Ранее Уэллс уже писал о переделке живой природы путем прямого хирургического вмешательства, причем задача этой переделки была почти та же. В «Острове доктора Моро» речь шла об «очеловечивании» природы, сейчас — о дальнейшем «очеловечивании» самого человека, о лучшем приспособлении его тела к его теперешнему образу жизни.
В «Острове доктора Моро» Уэллс, впрочем, не скрывал ужаса, который охватывал его при мысли о насильственных методах подобной переделки.
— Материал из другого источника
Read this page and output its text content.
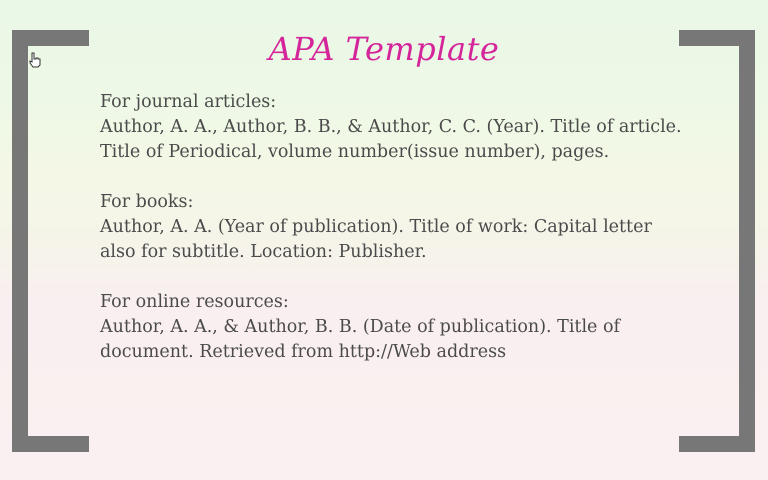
APA Template
For journal articles:
Author, A. A., Author, B. B., & Author, C. C. (Year). Title of article.
Title of Periodical, volume number(issue number), pages.
For books:
Author, A. A. (Year of publication). Title of work: Capital letter
also for subtitle. Location: Publisher.
For online resources:
Author, A. A., & Author, B. B. (Date of publication). Title of
document. Retrieved from http://Web address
Самые существа, возникшие в результате этих мучительных операций, кажутся ему уродливыми, химерическими, отталкивающими. Он принимает их как необходимость — не больше, а самый его роман звучит как повествование о мучительных путях цивилизации.
В статье 1914 года он также не скрывает своих эмоций.
«Пожалуй, если ко мне в гости явится таким образом “препарированный” джентльмен, у которого извлечено почти все содержимое брюшины, увеличены и усилены легкие и сердце, из мозга тоже что-то удалено, чтобы пресечь вредоносные токи и освободить место для развития других участков мозга, то мне с трудом удастся скрыть невыразимый ужас и отвращение, даже если я знаю, что при этом возрастают его мыслительные и эмоциональные способности, обостряются чувства и исчезает уставание и потребность в сне»[177]
, — пишет он. Но Анатоль Франс недаром назвал Уэллса редким типом мыслителя, который не боится своей мысли. Как ни отталкивал Уэллса измысленный им «препарированный джентльмен», он отнес свое отвращение за счет собственной ограниченности, а не за счет недостатков своего предполагаемого гостя. Стоит привыкнуть к подобного рода трансформациям человеческого тела, говорит он, и мы перестанем видеть в них что-то отталкивающее.